观点新型冠状病毒

Indigenous Amazonians face ravages of the ‘invader’ virus

Yet protecting the rainforest and its communities can help prevent the next pandemic

It is the white man “who brought the disease to the indigenous peoples of the Amazon”, Joilson Karapanã told me bitterly. In June, the indigenous warrior from the Karapanã tribe embarked with his father, the village chief, and his older brother on a half-day boat ride downstream to Manaus to seek medical help. Days later, both his relations had died of Covid-19.

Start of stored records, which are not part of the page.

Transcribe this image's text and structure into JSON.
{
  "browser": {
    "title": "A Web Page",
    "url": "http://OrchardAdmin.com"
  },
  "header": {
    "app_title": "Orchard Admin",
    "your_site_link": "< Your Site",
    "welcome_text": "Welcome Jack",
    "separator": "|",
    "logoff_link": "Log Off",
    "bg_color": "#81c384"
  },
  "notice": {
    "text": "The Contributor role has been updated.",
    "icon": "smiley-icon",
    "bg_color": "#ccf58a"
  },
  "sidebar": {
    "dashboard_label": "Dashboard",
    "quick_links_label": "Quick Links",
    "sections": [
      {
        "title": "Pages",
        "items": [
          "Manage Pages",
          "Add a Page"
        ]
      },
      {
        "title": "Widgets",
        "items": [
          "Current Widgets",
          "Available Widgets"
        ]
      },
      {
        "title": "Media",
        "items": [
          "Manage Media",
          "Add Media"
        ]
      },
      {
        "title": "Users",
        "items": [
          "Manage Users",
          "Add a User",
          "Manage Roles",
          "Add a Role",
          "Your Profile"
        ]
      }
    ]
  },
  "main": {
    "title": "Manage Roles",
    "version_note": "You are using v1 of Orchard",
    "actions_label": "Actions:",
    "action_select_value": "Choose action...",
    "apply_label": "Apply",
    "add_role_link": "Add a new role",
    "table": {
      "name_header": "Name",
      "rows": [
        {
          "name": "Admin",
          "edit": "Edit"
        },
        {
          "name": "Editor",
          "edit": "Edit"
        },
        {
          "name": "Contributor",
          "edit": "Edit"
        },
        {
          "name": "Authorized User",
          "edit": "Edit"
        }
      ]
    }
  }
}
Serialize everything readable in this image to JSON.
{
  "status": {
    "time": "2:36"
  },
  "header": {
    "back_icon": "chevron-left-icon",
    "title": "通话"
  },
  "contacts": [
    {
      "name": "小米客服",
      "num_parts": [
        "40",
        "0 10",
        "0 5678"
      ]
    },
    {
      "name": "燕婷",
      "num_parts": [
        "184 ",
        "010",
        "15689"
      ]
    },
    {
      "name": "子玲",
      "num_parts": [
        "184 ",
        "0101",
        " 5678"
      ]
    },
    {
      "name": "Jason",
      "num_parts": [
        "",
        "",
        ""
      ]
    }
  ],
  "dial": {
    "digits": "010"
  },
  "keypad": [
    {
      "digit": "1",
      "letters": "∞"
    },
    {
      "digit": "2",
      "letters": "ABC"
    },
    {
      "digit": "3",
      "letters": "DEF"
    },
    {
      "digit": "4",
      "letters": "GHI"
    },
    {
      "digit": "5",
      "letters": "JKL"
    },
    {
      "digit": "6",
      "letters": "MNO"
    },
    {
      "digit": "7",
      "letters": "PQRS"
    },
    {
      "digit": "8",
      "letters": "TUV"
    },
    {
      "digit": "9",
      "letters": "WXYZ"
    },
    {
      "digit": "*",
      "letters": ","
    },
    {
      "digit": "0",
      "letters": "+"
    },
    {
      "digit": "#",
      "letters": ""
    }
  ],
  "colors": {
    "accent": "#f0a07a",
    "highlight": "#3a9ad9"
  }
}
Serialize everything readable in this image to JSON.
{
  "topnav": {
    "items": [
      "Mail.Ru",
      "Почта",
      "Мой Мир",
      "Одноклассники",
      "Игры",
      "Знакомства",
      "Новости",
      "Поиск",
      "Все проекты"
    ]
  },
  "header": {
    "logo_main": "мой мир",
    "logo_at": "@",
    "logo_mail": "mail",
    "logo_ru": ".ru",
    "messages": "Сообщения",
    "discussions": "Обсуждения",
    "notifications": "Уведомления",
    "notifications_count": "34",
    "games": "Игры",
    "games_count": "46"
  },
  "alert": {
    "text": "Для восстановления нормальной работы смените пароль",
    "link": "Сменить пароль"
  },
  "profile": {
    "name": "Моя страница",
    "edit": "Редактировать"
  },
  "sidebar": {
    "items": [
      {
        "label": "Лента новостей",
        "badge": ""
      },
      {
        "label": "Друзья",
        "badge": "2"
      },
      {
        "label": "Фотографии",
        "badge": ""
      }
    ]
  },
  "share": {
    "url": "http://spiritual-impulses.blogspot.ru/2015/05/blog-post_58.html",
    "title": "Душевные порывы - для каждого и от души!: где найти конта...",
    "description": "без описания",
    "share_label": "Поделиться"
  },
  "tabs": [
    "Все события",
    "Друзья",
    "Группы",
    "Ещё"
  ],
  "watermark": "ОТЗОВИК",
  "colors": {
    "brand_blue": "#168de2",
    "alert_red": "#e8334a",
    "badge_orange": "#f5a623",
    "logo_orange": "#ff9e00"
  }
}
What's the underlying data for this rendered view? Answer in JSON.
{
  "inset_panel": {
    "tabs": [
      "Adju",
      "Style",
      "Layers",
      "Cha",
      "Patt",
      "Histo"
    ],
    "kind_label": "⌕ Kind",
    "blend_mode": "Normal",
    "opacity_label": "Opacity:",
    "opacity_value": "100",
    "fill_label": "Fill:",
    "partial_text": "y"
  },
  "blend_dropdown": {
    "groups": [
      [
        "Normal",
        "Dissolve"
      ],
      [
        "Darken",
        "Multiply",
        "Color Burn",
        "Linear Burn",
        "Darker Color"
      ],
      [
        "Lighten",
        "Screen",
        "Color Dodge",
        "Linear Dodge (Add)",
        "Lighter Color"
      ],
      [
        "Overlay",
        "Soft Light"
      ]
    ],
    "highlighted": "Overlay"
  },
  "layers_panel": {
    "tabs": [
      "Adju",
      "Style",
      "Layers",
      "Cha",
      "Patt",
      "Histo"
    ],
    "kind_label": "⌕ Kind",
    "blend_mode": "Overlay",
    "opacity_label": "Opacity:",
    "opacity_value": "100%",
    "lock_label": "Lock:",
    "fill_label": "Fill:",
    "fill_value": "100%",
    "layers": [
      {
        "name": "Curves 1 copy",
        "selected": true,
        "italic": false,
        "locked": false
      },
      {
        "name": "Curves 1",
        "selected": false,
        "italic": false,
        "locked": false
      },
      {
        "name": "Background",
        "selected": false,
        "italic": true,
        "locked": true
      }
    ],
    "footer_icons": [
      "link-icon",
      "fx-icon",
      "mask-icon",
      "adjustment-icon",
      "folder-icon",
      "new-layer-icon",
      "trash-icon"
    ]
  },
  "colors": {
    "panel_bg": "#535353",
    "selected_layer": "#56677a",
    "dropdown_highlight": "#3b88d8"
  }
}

The story of how “white” men have brought disease and destruction to American indigenous groups is as old as the Spanish and Portuguese conquest five centuries ago. But today, abetted by advancing deforestation, the pandemic is ripping through the Amazon, devastating indigenous communities with little access to healthcare and almost no natural immunity. The policies of Brazil’s hard-right president, Jair Bolsonaro, who has criticised what he sees as the excessive legal protection afforded to Brazil’s more than 300 ethnic groups and the “enormity” of their constitutionally-mandated land reserves, has made matters worse. 

“Indigenous peoples are a separate chapter in this sad story,” says Luiz Henrique Mandetta, a doctor and former health minister who was sacked in April for publicly disagreeing with Mr Bolsonaro. “They have always had a bad relationship with viruses of the white people.”